Information including but not limited to worker name-list, basic factory info form, participant list, other relevant info concerning individuals’ personal info required from different projects is saved on a domestic platform
We make sure the data is password protected
Only people physically within China’s borders can access the data. No staff, no matter their managerial position, outside China can have data access
After the sampling, we take out all essential info that may be traced back to a specific person
We ensure that any data that is handled outside China and e.g., stored on Dropbox or shared with others, is ALWAYS fully anonymised and non-identifiable
Image consent form: we add the due date (generally 5 years after taking it) (Meaning the picture will not be newly used after 5 years (e.g. if the picture was in a report or on a specific page it will stay in this report indefinitely, but we will not use it for a new leaflet or a new web page after the due date).

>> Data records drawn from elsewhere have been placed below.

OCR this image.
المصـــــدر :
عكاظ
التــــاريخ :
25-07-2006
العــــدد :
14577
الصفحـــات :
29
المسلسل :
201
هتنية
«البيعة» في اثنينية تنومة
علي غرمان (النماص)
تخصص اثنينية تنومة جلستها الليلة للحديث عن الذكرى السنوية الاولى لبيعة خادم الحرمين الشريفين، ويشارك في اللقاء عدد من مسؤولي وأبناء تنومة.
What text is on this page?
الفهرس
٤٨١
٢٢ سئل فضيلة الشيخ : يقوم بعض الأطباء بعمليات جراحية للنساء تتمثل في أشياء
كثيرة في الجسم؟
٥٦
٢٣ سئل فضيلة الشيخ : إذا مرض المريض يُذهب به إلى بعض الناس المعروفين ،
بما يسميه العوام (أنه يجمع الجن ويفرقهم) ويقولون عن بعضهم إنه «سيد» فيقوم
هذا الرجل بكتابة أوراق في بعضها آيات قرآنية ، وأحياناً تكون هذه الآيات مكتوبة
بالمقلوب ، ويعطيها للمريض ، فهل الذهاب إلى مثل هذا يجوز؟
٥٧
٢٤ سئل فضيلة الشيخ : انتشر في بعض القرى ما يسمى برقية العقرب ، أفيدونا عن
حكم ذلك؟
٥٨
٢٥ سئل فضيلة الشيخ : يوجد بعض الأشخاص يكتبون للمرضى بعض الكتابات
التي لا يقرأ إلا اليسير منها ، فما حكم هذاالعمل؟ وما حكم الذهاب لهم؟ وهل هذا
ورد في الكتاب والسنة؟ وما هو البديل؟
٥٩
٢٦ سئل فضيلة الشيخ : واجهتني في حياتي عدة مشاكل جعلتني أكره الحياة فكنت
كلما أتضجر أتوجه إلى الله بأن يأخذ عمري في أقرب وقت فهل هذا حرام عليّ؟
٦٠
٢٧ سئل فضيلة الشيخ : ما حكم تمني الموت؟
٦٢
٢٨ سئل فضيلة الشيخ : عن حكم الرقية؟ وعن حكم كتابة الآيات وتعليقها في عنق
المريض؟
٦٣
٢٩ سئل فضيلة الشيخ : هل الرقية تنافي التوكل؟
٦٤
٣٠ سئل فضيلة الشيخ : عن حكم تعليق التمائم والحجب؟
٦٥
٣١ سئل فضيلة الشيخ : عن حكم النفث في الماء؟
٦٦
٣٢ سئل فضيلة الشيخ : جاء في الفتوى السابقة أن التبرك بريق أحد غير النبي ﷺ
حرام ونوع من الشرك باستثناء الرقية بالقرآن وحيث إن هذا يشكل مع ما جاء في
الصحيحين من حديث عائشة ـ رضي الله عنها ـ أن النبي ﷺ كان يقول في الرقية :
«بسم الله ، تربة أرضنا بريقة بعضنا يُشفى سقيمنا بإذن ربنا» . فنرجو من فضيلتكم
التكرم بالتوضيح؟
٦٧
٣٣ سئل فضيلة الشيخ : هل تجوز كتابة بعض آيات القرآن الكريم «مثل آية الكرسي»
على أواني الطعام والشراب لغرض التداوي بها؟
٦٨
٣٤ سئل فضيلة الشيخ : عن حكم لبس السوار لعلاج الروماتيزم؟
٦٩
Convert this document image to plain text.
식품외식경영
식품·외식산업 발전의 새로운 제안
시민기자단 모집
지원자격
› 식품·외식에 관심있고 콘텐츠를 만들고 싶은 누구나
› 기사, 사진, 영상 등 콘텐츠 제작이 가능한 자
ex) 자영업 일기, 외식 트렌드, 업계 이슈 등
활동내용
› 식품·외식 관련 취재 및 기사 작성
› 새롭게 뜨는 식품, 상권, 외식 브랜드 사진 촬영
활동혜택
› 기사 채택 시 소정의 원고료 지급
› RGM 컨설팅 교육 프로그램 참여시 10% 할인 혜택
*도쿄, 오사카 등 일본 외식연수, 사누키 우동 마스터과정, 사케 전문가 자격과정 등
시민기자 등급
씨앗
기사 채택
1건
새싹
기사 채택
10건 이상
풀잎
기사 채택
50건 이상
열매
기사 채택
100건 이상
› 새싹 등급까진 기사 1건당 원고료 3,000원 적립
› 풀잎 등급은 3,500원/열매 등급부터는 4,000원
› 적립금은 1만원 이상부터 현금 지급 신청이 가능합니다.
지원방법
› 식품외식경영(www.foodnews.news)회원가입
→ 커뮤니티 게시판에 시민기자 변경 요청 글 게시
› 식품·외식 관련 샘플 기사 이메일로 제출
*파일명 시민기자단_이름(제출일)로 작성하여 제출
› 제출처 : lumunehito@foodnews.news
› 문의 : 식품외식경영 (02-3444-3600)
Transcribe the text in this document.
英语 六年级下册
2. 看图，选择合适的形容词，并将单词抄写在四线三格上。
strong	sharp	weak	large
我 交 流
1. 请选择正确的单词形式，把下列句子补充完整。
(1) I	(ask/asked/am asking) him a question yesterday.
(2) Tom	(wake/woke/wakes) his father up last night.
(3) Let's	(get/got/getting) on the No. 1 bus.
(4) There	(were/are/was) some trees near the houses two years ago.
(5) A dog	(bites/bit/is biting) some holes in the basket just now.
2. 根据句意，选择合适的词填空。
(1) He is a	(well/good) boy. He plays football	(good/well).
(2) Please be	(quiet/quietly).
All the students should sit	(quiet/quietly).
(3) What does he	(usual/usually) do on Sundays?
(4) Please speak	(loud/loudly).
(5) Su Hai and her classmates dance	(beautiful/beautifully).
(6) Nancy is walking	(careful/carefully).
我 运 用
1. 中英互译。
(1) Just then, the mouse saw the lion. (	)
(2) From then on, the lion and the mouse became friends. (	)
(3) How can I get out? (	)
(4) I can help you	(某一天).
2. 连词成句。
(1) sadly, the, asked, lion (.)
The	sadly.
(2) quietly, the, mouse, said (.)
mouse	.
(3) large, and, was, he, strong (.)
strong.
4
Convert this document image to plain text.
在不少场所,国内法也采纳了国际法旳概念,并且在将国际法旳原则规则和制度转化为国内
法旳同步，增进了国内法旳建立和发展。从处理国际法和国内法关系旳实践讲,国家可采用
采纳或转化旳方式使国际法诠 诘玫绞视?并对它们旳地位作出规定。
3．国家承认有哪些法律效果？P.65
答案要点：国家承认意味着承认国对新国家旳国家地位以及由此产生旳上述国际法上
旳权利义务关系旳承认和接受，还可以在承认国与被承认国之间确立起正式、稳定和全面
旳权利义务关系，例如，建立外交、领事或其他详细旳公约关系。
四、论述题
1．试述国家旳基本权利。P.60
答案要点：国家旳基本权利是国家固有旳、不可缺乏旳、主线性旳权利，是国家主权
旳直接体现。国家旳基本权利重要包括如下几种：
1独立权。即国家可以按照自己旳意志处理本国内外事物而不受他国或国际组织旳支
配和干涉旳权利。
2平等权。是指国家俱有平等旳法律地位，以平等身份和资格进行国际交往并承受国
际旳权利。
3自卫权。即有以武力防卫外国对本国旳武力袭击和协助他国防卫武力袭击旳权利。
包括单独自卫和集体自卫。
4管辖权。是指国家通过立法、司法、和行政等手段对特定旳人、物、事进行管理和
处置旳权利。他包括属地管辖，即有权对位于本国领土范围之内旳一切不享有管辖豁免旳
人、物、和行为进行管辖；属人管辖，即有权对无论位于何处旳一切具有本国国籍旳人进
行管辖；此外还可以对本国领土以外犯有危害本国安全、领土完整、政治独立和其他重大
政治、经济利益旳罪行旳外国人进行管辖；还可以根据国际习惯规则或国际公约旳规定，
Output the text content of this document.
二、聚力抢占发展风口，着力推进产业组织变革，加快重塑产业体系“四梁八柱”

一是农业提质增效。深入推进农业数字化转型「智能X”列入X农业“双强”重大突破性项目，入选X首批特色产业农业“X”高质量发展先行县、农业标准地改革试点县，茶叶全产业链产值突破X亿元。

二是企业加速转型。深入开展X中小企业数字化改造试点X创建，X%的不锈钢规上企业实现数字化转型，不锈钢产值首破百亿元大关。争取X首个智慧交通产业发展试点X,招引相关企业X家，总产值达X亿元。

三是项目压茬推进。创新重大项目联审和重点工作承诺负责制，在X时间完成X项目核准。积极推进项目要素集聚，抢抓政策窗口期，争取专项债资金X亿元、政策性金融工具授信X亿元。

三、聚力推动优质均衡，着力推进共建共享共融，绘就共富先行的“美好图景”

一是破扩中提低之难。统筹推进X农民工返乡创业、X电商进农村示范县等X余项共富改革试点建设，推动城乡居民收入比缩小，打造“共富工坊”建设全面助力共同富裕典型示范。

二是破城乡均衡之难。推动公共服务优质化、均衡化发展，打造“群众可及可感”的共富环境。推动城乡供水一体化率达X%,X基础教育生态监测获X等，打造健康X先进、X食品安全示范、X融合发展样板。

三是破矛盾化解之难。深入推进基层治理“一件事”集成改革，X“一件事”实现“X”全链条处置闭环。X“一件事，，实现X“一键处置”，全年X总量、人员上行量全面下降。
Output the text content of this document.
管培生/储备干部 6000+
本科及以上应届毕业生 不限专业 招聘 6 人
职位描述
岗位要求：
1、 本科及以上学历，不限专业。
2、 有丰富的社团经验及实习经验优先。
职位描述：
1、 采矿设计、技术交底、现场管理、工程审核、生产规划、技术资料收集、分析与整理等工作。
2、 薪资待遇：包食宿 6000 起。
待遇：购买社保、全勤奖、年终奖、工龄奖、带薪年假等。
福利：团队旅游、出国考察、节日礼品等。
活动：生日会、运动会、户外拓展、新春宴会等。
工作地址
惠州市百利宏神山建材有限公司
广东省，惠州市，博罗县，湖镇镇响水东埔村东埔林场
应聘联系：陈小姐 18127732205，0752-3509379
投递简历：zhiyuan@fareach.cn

Traceable data used during the sample process will be destroyed latest 2 years after the data was collected.
Factory data lists can never be shared with anyone outside China and people not part of the project.
We ask the factory to upload the list on to a Chinese server (or do file share on a Chinese server) but do not send it via email or to a foreign client.
Information including but not limited to worker name-list, basic factory info form, participant list, other relevant info concerning individuals’ person info required from different projects is not shared with anyone outside The Centre.
Assessment: we avoid sharing raw data with client/other parties; if we have to, we make sure it’s anonymised and cannot be traced back to the specific person.
Image consent form: if our clients also want to use the image, we add them to the consent form along with their contact info, purpose/scope/due date of using the image.
From 2022, The Centre will not collect data other than the data obtained through voluntary self-sign up our services.
Each of our newsletters states why the recipient is receiving this newsletter (i.e. because they agreed to be added to our mailing list in the past). All users are given the option to opt out every time they receive a newsletter. They will be informed that not opting out will be considered as giving consent to continue receiving newsletters.
The personal data that you provide to us by visiting our website or signing up to our events is generally stored on servers located in the United States. If you are located in another jurisdiction, you should be aware that once your Personal Data is submitted through our website, it will be transferred to our servers in the United States where there are varying U.S. federal and state laws, and industry recognised data protection requirements in place. If you provide us with any personal data through our website, you agree to provide separate consent to our processing and use of such personal data.
The collection of personal information is limited to that which is relevant and necessary to our communication and marketing efforts.
If we have registered your personal data in connection with participation at one of our events conducted together with an external party, we may pass over some personal data to our event partners, such as contact details, name, job title and the name of the company you work for. The Centre will never give away, or sell, your personal information for any commercial purposes.
Your information, including personal data, is processed at the Company's operating offices and in any other places where the parties involved in the processing are located. It means that this information may be transferred to — and maintained on — computers located outside of your state, province, country or other governmental jurisdiction where the data protection laws may differ than those from your jurisdiction.